British charity Human Rights at Sea published its latest report on the disappearances and deaths of fisheries observers and related crew in the Pacific region. The study highlights troubling trends and a lack of support at sea, as well as insufficient protections for fisheries observers undertaking their monitoring role onboard various flagged commercial fishing vessels.
As explained, fisheries observers play a crucial role in protecting the culture, environment and economies of the 22 Pacific Island Country and Territories. However, their ability to perform their role is increasingly hampered by inadequate legal protection and mounting physical danger. Due to the profitability of this sector, unsustainable and illegal practices are increasingly threatening this situation.
“The complex international law picture has made it impossible to set legally enforceable minimum standards, putting Fishing Observers and crew members alike at the mercy of potentially unscrupulous corporations,” HRAS noted.
In addition, the Fishing Observer’s dual role as scientist and regulatory enforcer frequently makes their position on-board fishing vessels difficult, or at worst dangerous. Against this backdrop, it is perhaps unsurprising that accusations of abuse against crew members are becoming concerningly regular.

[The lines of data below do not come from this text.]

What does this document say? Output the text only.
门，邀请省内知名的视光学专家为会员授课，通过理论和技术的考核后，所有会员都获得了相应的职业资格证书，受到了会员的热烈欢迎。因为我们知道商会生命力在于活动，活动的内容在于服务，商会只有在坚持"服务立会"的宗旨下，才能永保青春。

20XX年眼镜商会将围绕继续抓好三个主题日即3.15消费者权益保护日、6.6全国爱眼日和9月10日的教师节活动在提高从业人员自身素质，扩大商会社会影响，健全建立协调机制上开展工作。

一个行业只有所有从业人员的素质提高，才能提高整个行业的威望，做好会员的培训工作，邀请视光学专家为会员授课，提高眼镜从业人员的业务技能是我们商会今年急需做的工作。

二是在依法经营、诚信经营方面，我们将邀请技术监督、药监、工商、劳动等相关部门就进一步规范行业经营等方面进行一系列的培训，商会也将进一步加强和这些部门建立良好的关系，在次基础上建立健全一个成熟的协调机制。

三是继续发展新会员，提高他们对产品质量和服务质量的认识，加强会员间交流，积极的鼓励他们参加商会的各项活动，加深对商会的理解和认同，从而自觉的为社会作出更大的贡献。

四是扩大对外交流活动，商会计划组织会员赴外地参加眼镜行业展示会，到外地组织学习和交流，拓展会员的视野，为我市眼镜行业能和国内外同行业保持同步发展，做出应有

The resulting regulatory abuses has put fishing observers and crew members alike at risk. Six observers have disappeared in recent years, with at least two disappearances occurring in circumstances still suspicious.
“A combination of the individual nature of the fisheries observers’ roles, the logistical challenges facing investigations in this region, and the procedural failures in their indivudual cases, make sit highly unlikely that justice will be served,” HRAS concludes.
This report documents both of these issues, as well as explaining the economic, cultural and legal backdrop to the abuses and deaths that have occurred.